Low-Grade Squamous Intraepithelial Lesion (LSIL) suggests mild cellular changes, often caused by Human Papillomavirus (HPV). LSIL is a low-level abnormality that frequently resolves spontaneously, especially after delivery. High-Grade Squamous Intraepithelial Lesion (HSIL) represents more significant and potentially precancerous changes, indicating a higher likelihood of moderate or severe dysplasia.
The underlying cause for true dysplasia is almost always a persistent infection with high-risk types of HPV. While pregnancy can cause benign changes that mimic these abnormalities, classifications like LSIL and HSIL refer specifically to changes associated with this viral infection. Identifying the specific classification helps determine the appropriate management plan.
Next Steps Following an Abnormal Result
The primary goal following an abnormal Pap smear during pregnancy is to rule out the presence of invasive cervical cancer. For most mild abnormalities like ASC-US or LSIL, the standard approach is watchful waiting, deferring definitive treatment until after delivery. Many low-grade lesions regress on their own once the cervix returns to its non-pregnant state.
If the result indicates a more significant change, such as HSIL, a colposcopy is typically recommended. A colposcopy is a safe procedure during pregnancy that uses a magnifying device to closely examine the cervix. Because of increased blood flow and cervical changes, the examination may be more challenging, so it is often performed by a provider experienced in obstetrical colposcopy.
Invasive Procedures
Biopsies, which involve removing a small tissue sample, are generally avoided unless the colposcopy strongly suggests the presence of invasive cancer. Excisional procedures, such as a Loop Electrosurgical Excision Procedure (LEEP) or cone biopsy, are almost always postponed until after delivery. These procedures carry a risk of complications like preterm birth and are only performed during pregnancy if an immediate cancer diagnosis is suspected.

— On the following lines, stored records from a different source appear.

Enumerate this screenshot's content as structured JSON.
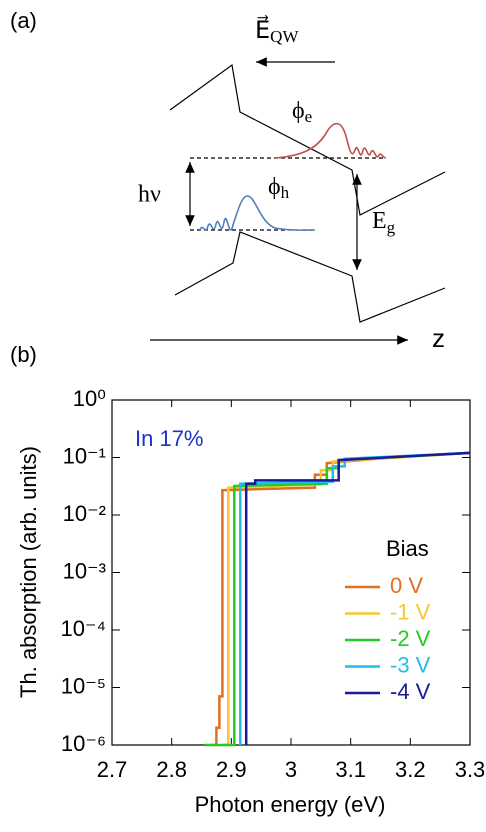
{
  "diagram": {
    "panel_label": "(a)",
    "field": {
      "symbol": "E⃗",
      "subscript": "QW"
    },
    "electron": {
      "symbol": "ϕ",
      "subscript": "e"
    },
    "hole": {
      "symbol": "ϕ",
      "subscript": "h"
    },
    "photon": "hν",
    "gap": {
      "symbol": "E",
      "subscript": "g"
    },
    "axis": "z"
  },
  "chart_data": {
    "type": "line",
    "panel_label": "(b)",
    "annotation": "In 17%",
    "xlabel": "Photon energy (eV)",
    "ylabel": "Th. absorption (arb. units)",
    "xlim": [
      2.7,
      3.3
    ],
    "xticks": [
      2.7,
      2.8,
      2.9,
      3,
      3.1,
      3.2,
      3.3
    ],
    "ylim": [
      1e-06,
      1
    ],
    "yscale": "log",
    "yticks": [
      {
        "value": 1e-06,
        "label": "10⁻⁶"
      },
      {
        "value": 1e-05,
        "label": "10⁻⁵"
      },
      {
        "value": 0.0001,
        "label": "10⁻⁴"
      },
      {
        "value": 0.001,
        "label": "10⁻³"
      },
      {
        "value": 0.01,
        "label": "10⁻²"
      },
      {
        "value": 0.1,
        "label": "10⁻¹"
      },
      {
        "value": 1,
        "label": "10⁰"
      }
    ],
    "legend_title": "Bias",
    "series": [
      {
        "name": "0 V",
        "color": "#e07020",
        "x": [
          2.865,
          2.875,
          2.875,
          2.88,
          2.88,
          2.885,
          2.885,
          3.04,
          3.04,
          3.06,
          3.06,
          3.17,
          3.3
        ],
        "values": [
          1e-06,
          1e-06,
          2e-06,
          2e-06,
          7e-06,
          7e-06,
          0.027,
          0.03,
          0.05,
          0.05,
          0.08,
          0.1,
          0.12
        ]
      },
      {
        "name": "-1 V",
        "color": "#f5c830",
        "x": [
          2.885,
          2.895,
          2.895,
          3.05,
          3.05,
          3.07,
          3.07,
          3.18,
          3.3
        ],
        "values": [
          1e-06,
          1e-06,
          0.03,
          0.034,
          0.06,
          0.06,
          0.085,
          0.1,
          0.12
        ]
      },
      {
        "name": "-2 V",
        "color": "#22cc22",
        "x": [
          2.855,
          2.905,
          2.905,
          3.06,
          3.06,
          3.08,
          3.08,
          3.3
        ],
        "values": [
          1e-06,
          1e-06,
          0.032,
          0.035,
          0.065,
          0.065,
          0.09,
          0.12
        ]
      },
      {
        "name": "-3 V",
        "color": "#22bbee",
        "x": [
          2.915,
          2.915,
          3.07,
          3.07,
          3.09,
          3.09,
          3.3
        ],
        "values": [
          1e-06,
          0.035,
          0.038,
          0.07,
          0.07,
          0.095,
          0.12
        ]
      },
      {
        "name": "-4 V",
        "color": "#1a1a99",
        "x": [
          2.925,
          2.925,
          2.94,
          2.94,
          3.08,
          3.08,
          3.3
        ],
        "values": [
          1e-06,
          0.035,
          0.035,
          0.04,
          0.04,
          0.09,
          0.12
        ]
      }
    ]
  }
}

For high-grade lesions, surveillance is usually maintained through repeat colposcopy and cytology every 12 to 24 weeks during the pregnancy. This careful monitoring ensures that the lesion does not progress, while avoiding procedures that could affect the pregnancy. Postpartum follow-up is then scheduled, typically around four to twelve weeks after delivery, to re-evaluate the cervix and proceed with any necessary treatment.